Chapter 10 – Reading Guide

“Re-expressing Data: Get It Straight!”

Straight to the Point

We’ve seen that symmetric distributions are easier to summarize and straight

scatter-plots are easier to model with regressions. We often look to re-express our data

if doing so makes them more suitable for our methods.

We are looking for a kind of boring residuals plot (no direction, no particular shape, no outliers, no bends) that we hope to see, so we have reason to think that the Straight Enough Condition is now satisfied.

Goals of Re-expression

Goal #1:

Make the distribution of a variable (as seen in its histogram, for

example) more symmetric. It’s easier to summarize the center of a

symmetric distribution, and for nearly symmetric distributions, we can

use the mean and standard deviation. If the distribution is unimodal,

then the resulting distribution may be closer to the Normal model,

allowing us to use the 68-95-99.7 Rule.

Goal #2:

Make the spread of several groups (as seen in side-by-side box-plots)

more alike, even if their centers differ. Groups that share a common

spread are easier to compare. We’ll see methods later in the book that

can be applied only to groups with a common standard deviation.

Taking logs makes the individual box-plots more symmetric and gives

them spreads that are more nearly equal.

Goal #3:

Make the form of a scatter-plot more nearly linear. Linear scatter-plots

are easier to model. The greater value of re-expression to straighten a

relationship is that we can fit a linear model once the relationship is straight.

Goal #4:

Make the scatter in a scatter-plot spread out evenly rather than thickening

at one end. Having an even scatter is a condition of many methods of

Statistics, as we’ll see in later chapters.

The Ladder of Powers

Where to start? It turns out that certain kinds of data are more likely to be

helped by particular re-expressions.
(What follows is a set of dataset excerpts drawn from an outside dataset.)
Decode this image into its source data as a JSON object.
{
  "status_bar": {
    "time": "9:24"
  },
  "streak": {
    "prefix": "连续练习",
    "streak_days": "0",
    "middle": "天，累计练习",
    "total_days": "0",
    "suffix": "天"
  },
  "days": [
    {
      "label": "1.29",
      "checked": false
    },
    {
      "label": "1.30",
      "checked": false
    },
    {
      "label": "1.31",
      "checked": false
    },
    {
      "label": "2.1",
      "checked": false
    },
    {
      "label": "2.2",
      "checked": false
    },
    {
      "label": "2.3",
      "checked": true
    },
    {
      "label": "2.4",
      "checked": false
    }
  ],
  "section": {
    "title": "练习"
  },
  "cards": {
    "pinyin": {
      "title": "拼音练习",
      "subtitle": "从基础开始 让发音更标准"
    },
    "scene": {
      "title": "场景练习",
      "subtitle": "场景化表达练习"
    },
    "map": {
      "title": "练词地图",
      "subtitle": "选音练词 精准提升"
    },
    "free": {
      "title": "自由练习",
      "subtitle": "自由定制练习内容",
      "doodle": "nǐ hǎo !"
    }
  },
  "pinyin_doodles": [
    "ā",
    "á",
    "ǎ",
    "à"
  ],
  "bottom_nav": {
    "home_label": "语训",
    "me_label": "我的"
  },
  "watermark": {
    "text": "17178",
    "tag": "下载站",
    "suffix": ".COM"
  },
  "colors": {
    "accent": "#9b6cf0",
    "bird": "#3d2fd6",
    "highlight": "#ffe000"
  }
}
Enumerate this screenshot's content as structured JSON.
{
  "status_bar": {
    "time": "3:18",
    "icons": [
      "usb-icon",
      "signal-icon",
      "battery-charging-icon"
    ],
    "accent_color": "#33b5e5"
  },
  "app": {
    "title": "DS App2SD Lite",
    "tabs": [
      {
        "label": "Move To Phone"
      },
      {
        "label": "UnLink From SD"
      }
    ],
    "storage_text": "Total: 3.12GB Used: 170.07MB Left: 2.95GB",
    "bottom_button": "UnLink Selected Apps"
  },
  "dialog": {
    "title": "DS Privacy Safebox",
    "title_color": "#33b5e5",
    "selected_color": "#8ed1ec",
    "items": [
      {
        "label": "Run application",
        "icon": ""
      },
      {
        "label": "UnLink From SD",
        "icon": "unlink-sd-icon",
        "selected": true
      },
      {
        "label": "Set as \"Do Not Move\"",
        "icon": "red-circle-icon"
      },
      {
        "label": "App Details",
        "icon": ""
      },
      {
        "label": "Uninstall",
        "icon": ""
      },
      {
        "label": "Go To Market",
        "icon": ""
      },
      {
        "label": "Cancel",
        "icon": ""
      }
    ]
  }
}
Knowing that gives you a good place

to start your search for a re-expression.

Read through that Ladder of Powers table on page 227.

The Ladder of Powers orders the effects that the re-expressions have on

data.

Do the “Just Checking” on page 227.

Read “The Step-By-Step Example” on pages 228-230.

Read and Do “The TI-Tips” on page 232. (Very Important!!!)

Plan B: Attack of the Logarithms

The Ladder of Powers is often successful at finding an effective re-

Expression. Sometimes, though, the curvature is more stubborn, and

we’re not satisfied with the residual plots. What then?

When none of the data values is zero or negative, logarithms can be

a helpful ally in the search for a useful model. Try taking the logs of both

x- and y-variables. Then re-express the data using some combination of x

or log(x) vs. y or log(y). You may find that one of these works pretty well.

Look at the Logarithm Table on page 233. (Very Important)

A warning, though! Don’t expect to be able to straighten every curved

scatter-plot you find. It may be that there just isn’t a very effective re-

expression to be had. You’ll certainly encounter situations when

nothing seems to work the way you wish it would. Don’t set your sights

too high – you won’t find a perfect model. Keep in mind: We see a

useful model, not perfection (or even “the best”).

Read and Do “The TI-Tips” on pages 233-234. (Very Important!!)

Read and Do “The TI-Tips” on pages 234-236. (Very Important!!)

Read the “What Can Go Wrong” on pages 236-237.

Read the “What Have We Learned?” on page 238.

Homework Assignment for Chapter 10:

Pages 239-244 # 8, 9, 10, 14, 23, 24, 26, 27, and 30.

* On problem #24: Do the whole Ladder of Powers for this

problem. Just to compare your results.